Two thin boys, about thirteen years old, brought in a large box with material for dressing wounds and set it down carefully. As they approached Jane, she thanked them and asked them to assist the women who were just arriving. The women needed water to wash their wounds.
The boys were soon back with water in two large plastic jugs.
“They used to belong to the Arab militia, but everything is quiet now. Without ammunition and weapons parts, equilibrium has set in. People have time on their hands and some have decided to help out here. We have a school for boys, many of whom used to be part of the militia.”

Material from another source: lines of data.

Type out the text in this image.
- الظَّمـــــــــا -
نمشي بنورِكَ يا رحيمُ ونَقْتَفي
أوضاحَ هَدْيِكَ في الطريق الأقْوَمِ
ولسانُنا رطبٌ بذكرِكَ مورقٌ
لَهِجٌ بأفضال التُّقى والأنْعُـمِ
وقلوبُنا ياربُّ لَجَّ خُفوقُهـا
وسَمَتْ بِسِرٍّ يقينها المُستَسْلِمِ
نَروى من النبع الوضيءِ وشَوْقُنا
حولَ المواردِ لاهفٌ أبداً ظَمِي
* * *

A woman on a cot moaned. Jane went to her and stroked her face. She didn’t seem to be more than fifteen years old but was greatly pregnant. One of her feet had been amputated.
An African man of about thirty, with a beautiful face and muscular shoulders, hurried over to Jane with a small white bottle.
“Thirty new doses of antibiotics!”
“Are you sure?”
He nodded, beaming.
“Good work!”
“I’m going to go and lean on Ross some more. He said that we might get a box of blood-pressure cuffs this week.”
“This is Grey,” Jane said. “He’s actually a teacher, but I couldn’t keep going without him.”
Penelope extended her hand and met the man’s laughing eyes.
“Penelope Fernandez.”
“Tarzan,” he replied as he gave her a gentle handshake.
“He wanted to be called Tarzan the minute he came here,” said Jane, laughing.
“Tarzan and Jane.” He smiled. “I’m her Tarzan.”
“I finally agreed to let him call himself Greystoke,” Jane said. “Everyone found Greystoke too hard to pronounce, however, so now he has to be content with the name Grey.”
A truck honked outside the tent. They stepped quickly out. Reddish dust, kicked up by the tires, swirled in the air. On the bed of the truck lay seven wounded men. They’d been shot in a village farther west when a firefight broke out over a well.